The Senate vote now gives the Democrats full leeway to use the Ryan plan to attack Republicans in 2012, given the party’s surprising unity behind the House budget. But that doesn’t necessarily bode well for the future of Medicare itself. Yes, the Dems have succeeded in beginning to turn the political tide against the GOP by attacking their plan for Medicare, but they’ve done so by playing offense, not defense: Dems have raised fears about the Ryan proposal but haven’t made a full-throated defense of their own Medicare reform plan—namely the major provisions for bringing down health-care costs through the Affordable Care Act. And, without strong defenders, some of those key changes have been under increasing threat of being weakened or dismantled.

On Wednesday, Rep. Linda Sanchez (D-Calif.) became the fifth Democrat to sign onto a House GOP bill to repeal the Dems’ new Medicare panel, known as the Independent Payment Advisory Board (IPAB), which is central to the party’s efforts to restore the entitlement program to fiscal sanity. Sanchez, a liberal Democrat and member of the House Progressive Caucus, now joins pro-business New Democrats like Rep. Allyson Schwartz (D-Pa.) and Rep. Shelley Berkeley (D-Nev.) in opposing what some Republicans have dubbed the new “death panel.” By fear-mongering about reductions to Medicare without fiercely defending their own plan, Democrats may also be putting their own unpopular efforts to haul in the program at risk.

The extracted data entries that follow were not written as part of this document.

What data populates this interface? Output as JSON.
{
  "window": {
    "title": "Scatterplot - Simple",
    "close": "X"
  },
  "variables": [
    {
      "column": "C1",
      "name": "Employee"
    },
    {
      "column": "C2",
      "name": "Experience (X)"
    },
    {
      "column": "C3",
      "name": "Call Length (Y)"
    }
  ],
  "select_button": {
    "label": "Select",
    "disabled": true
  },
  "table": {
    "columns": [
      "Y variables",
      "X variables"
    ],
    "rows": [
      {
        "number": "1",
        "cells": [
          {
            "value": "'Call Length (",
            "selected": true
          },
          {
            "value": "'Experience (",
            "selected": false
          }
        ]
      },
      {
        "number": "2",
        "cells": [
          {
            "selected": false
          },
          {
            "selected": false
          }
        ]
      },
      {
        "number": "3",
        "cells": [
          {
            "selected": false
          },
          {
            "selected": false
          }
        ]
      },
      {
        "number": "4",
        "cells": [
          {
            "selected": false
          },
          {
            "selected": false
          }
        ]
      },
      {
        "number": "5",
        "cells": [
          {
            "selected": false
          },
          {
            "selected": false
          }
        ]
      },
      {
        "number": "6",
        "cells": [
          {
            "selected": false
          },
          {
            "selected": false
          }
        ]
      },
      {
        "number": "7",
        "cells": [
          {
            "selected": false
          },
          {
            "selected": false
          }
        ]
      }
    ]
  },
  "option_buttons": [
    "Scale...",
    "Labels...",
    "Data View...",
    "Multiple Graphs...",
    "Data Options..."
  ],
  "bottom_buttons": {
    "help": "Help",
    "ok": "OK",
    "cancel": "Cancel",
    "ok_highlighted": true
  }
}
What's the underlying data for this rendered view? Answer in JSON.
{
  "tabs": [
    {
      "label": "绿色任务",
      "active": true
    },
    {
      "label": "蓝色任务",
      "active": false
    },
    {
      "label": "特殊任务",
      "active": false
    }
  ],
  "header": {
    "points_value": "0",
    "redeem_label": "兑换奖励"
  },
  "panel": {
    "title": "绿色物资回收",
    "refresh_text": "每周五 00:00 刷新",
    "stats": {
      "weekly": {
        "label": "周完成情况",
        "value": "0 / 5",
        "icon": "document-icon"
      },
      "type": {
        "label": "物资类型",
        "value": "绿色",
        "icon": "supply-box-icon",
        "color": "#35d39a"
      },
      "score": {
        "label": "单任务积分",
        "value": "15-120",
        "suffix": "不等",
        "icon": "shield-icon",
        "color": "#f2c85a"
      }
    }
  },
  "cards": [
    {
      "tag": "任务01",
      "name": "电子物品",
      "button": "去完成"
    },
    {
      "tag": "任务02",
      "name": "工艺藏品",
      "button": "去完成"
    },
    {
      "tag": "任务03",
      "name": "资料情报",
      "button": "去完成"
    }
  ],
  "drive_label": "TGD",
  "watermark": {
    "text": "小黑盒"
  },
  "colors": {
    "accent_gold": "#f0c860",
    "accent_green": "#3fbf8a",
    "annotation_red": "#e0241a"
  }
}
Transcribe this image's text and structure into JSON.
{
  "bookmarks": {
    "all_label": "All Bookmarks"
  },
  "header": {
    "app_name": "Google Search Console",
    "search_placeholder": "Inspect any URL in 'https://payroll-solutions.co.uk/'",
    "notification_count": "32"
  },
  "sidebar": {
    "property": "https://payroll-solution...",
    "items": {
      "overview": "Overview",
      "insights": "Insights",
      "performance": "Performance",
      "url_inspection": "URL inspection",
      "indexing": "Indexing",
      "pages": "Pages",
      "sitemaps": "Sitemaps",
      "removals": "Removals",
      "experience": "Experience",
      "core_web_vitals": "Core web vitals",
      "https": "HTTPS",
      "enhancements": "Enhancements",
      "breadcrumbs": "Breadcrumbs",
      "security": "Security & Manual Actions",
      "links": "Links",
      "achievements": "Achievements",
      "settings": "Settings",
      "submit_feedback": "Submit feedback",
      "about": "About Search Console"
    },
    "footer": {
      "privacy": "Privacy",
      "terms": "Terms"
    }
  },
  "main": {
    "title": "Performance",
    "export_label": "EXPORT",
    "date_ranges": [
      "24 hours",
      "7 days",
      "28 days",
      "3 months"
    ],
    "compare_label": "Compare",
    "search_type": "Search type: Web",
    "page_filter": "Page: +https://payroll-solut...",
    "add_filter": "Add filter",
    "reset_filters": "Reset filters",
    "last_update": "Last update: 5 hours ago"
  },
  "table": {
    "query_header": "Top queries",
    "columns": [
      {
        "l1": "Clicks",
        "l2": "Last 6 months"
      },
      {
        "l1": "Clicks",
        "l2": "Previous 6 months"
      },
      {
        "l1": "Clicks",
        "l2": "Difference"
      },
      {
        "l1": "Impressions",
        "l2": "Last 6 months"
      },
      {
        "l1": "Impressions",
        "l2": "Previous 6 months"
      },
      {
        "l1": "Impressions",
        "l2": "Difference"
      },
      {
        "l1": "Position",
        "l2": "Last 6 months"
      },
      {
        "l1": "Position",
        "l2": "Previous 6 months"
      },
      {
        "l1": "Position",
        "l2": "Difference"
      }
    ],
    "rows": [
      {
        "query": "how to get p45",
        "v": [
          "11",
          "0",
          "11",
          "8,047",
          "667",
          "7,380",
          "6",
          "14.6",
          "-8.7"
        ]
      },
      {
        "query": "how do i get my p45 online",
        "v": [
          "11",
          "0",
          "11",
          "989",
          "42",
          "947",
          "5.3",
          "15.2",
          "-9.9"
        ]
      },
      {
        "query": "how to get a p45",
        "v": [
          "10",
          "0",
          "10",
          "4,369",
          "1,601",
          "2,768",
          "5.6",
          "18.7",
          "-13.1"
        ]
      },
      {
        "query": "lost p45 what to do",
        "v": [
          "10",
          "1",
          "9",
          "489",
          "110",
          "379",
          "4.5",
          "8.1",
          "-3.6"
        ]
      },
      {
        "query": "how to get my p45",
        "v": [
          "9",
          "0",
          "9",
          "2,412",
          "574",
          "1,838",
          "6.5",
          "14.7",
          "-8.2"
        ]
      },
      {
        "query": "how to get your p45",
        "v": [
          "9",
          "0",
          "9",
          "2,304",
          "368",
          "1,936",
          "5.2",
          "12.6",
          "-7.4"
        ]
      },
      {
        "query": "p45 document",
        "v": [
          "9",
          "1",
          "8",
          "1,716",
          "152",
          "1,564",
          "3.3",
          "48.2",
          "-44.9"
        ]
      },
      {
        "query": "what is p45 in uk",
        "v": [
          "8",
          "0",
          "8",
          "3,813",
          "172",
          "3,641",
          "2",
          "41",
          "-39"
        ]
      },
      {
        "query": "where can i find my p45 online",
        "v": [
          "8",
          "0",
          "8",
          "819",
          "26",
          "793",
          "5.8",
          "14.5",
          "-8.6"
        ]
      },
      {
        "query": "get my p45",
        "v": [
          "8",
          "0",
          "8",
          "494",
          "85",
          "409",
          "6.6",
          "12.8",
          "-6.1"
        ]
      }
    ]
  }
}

While the current political battle over Medicare could help the Democrats in 2012, it could also be turning the entitlement into the new “third rail” of American politics that both parties are afraid to touch, as The Washington Post‘s Fix points out. It’s unclear whether IPAB or the other Democratic proposals to reign in Medicare will end up working. But unless Democrats stand up to give it fighting chance—or powerful alternatives are put into place—Medicare’s viability remains at risk, even if the Democrats win the short-term political battle.